High‐Entropy Metal Sulfide Nanoparticles Promise High‐Performance Oxygen Evolution Reaction

• Published in: Advanced energy materials Vol. 11; no. 3
• Main Authors: Cui, Mingjin, Yang, Chunpeng, Li, Boyang, Dong, Qi, Wu, Meiling, Hwang, Sooyeon, Xie, Hua, Wang, Xizheng, Wang, Guofeng, Hu, Liangbing
• Format: Journal Article
• Language: English
• Published: Weinheim Wiley Subscription Services, Inc 01.01.2021
• Subjects: Catalytic activity; catalytic stability; Chemical synthesis; Electron states; Entropy; high‐entropy; Metal sulfides; Miscibility; Nanoparticles; oxygen evolution reaction; Oxygen evolution reactions; Photoelectrons; Solid solutions; Synergistic effect; Transition metals; transition‐metal sulfide nanoparticles
• ISSN: 1614-6832; 1614-6840
• DOI: 10.1002/aenm.202002887

Transition metal sulfides with a multi‐elemental nature represent a class of promising catalysts for oxygen evolution reaction (OER) owing to their good catalytic activity.

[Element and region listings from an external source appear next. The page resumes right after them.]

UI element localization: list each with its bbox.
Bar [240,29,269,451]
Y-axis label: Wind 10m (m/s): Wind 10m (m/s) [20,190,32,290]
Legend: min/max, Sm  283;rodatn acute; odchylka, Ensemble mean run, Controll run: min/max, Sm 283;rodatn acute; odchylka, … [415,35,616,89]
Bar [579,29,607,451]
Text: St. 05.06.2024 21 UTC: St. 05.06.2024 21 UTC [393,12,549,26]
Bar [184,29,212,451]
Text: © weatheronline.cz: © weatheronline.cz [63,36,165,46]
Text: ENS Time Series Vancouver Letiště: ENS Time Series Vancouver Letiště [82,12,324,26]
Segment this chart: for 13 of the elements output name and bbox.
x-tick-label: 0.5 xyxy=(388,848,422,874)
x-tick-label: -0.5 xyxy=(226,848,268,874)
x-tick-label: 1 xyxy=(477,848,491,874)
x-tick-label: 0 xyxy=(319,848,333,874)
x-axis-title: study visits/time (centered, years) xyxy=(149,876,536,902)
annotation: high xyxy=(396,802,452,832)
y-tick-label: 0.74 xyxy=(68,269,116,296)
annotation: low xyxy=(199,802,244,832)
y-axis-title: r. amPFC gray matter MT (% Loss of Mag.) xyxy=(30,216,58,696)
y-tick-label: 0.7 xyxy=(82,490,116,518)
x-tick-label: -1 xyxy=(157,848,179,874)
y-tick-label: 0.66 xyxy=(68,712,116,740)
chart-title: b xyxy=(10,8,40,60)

However, their synthesis remains a challenge due to the thermodynamic immiscibility of the constituent multimetallic elements in a sulfide structure. Herein, for the first time the synthesis of high‐entropy metal sulfide (HEMS, i.e., (CrMnFeCoNi)Sx) solid solution nanoparticles is reported. Computational and X‐ray photoelectron spectroscopy analysis suggest that the (CrMnFeCoNi)Sx exhibits a synergistic effect among metal atoms that leads to desired electronic states to enhance OER activity. The (CrMnFeCoNi)Sx nanoparticles show one of the best activities (low overpotential 295 mV at 100 mA cm−2 in 1 m KOH solution) and good durability (only slight polarization after 10 h by chronopotentiometry) compared with their unary, binary, ternary, and quaternary sulfide counterparts. This work opens up a new synthesis paradigm for high‐entropy compound nanoparticles for highly efficient electrocatalysis applications. High‐entropy metal sulfide (HEMS) nanoparticles are achieved through a pulse thermal decomposition method by overcoming the immiscibility of multiple metallic constituents. Benefiting from synergistic effects and high‐entropy stabilization, nanoscale HEMS greatly promotes oxygen evolution reaction performance. Thus, a new synthesis paradigm for high‐entropy nanomaterials is established for renewable energy conversion and storage applications.